Beitrag von Pluto » Mo 12. Jun 2017, 09:06

Andreas hat geschrieben:So habe ich nicht argumentiert. Ich schrieb:
Andreas hat geschrieben:Dass wir Diese oder Jene Entscheidung treffen können, ist eine Tatsache, die vom genetischen Code konstituiert ist, und hat Auswirkungen auf die umgebende Natur zur Folge.
Die Wahl zwischen Espresso oder Cappuchino steht dir frei - mit der Natur unverhandelbar ist und bleibt: trink oder stirb!
Die Wahl zwischen See A oder See B steht dem Seeadler frei - mit der Natur unverhandelbar ist und bleibt: friss oder stirb!
Deine Ansicht ist das Gegenteil dessen was man als "unbeschriebenes Blatt" bezeichnet.
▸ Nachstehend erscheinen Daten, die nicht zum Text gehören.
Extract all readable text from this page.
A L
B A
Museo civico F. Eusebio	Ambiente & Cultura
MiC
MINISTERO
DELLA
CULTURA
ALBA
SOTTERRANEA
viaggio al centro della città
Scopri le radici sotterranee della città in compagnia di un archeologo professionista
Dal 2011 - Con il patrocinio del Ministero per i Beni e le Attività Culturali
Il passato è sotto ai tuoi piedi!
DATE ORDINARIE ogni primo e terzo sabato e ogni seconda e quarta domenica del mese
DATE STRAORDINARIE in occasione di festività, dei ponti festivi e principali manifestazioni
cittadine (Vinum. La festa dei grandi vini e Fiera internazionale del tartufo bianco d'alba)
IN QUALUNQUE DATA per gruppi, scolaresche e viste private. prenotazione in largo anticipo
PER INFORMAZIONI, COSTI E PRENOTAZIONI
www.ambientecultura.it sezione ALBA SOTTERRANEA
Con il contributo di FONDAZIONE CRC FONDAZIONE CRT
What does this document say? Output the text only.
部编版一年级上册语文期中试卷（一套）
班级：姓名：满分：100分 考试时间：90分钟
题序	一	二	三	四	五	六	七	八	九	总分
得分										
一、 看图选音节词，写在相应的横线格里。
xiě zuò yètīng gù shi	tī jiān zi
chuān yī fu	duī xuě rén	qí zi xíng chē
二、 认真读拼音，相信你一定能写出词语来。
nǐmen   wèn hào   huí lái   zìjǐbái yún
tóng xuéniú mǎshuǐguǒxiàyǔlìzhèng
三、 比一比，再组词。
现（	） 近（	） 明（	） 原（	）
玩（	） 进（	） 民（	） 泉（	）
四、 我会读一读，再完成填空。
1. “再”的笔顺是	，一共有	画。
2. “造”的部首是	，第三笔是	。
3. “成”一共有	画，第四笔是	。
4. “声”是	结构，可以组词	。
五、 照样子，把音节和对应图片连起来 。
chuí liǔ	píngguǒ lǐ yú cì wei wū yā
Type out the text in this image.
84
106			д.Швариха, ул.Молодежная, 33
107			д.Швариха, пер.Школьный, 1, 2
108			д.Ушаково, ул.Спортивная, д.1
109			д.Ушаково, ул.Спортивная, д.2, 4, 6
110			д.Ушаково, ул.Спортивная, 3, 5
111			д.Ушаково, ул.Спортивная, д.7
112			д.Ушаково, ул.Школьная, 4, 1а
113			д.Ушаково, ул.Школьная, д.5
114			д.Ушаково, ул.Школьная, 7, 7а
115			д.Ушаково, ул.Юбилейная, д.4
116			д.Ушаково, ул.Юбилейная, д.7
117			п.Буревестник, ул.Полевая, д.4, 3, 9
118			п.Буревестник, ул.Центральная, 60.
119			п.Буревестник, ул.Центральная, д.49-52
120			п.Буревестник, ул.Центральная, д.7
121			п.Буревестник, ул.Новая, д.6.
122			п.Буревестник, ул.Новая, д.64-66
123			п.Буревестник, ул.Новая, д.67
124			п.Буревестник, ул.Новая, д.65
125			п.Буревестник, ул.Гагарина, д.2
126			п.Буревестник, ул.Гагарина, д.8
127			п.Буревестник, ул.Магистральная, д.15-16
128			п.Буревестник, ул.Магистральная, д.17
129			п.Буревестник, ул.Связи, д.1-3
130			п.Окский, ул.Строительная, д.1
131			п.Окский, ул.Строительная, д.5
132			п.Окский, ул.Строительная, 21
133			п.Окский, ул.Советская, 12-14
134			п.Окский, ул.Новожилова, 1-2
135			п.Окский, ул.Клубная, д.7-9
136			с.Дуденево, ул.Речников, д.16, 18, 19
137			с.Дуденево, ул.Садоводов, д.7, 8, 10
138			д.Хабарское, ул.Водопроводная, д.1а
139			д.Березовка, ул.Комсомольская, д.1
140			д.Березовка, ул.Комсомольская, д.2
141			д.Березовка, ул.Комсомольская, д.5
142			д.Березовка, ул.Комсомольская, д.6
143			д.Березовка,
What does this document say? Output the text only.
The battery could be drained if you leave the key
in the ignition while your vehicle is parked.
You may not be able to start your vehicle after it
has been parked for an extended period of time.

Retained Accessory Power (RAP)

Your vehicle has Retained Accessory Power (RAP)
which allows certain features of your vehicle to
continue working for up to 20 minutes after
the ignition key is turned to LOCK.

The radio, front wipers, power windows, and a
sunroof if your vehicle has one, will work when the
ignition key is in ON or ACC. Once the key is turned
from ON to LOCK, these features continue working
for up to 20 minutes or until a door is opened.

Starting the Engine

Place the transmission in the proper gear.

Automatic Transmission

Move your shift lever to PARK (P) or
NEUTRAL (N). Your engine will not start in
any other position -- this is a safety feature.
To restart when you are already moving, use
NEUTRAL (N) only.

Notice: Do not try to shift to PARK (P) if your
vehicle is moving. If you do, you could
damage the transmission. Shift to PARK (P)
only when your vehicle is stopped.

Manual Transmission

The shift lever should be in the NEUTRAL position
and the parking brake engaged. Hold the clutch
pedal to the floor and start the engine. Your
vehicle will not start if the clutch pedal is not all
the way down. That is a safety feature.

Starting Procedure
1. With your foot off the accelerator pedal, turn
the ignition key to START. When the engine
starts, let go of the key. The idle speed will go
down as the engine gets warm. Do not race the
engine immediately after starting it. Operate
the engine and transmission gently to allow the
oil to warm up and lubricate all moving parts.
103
Tatsächlich ist es so, dass Vieles in unseren Genen programmiert ist (Kein unbeschriebenes Blatt) und Vieles von Erfahrung und Erlebnissen im Leben geprägt wird. Wie das Verhältnis ist, wissen wir nicht; ein guter Wert ist aber wahrscheinlich 50/50.

Andreas hat geschrieben:
Thaddäus hat geschrieben:Es gibt für den Menschen kein einfaches "Zurück zur Natur", denn er ist von ihr durch den tiefen Graben seines Bewusstseins für immer und ewig getrennt.
Wie begründest du, dass das Bewusstsein ein tiefer Graben sei, welcher den Menschen von der Natur für immer und ewig trennen würde? Das ist wohlklingende Poesie - ermöglicht durch und im Rahmen von unserer natürlichen, biologischen und genetischen, Konstitution. Das scheint mir eher ein Argument dafür zu sein, dass Poesie ein Naturphänomen ist als ein Argument für den angeblich immer und ewig trennenden Graben.
In diesem Fall, gebe ich Thaddäus absolut recht. Wir Menschen sind Natur.

Andreas hat geschrieben:Du wiederholst lediglich deine Behauptung, dass der Mensch von der Natur "unüberbrückbar" getrennt sei, ohne sie auch nur ansatzweise zu Begründen. Stattdessen baust du hier den Strohmann auf, dass ich wollen würde, dass der Mensch "zurück zur Natur" gehen solle. Ich begründe aber mit Argumenten genau das Gegenteil: der Mensch hat sich niemals von der Natur getrennt, oder könne dies jemals tun.
Das ist richtig.
Ein Beispiel aus der Genetik:
Seit Jahrmilionen verändern sich die Gene auf natürliche Weise. Schon Darwin erkannte seinerzeit die Ähnlichkeit der Zucht mit der natürlichen Auslese. Heute kann der Mensch viel mehr: Er greift selbst in den Mutationsprozess ein, doch am Prozess selbst hat sich nichts verändert. Es bleibt derselbe natürliche Prozess, weshalb ich die ganze Aufregung wegen "künstlicher" Genmanipulation nicht verstehe. Der ganze Unsinn dieser Haltung zeigt sich in folgendem Witz:
  • Ein Kunde steht am Bio-Gemüsestand.
    "Sind da Gene drin", fragt er und zeigt auf die Strauchtomaten.
    "Ich hoffe doch", sagt die Marktfrau.
    Da geht der Mann weiter. Gen-Tomaten will er nicht.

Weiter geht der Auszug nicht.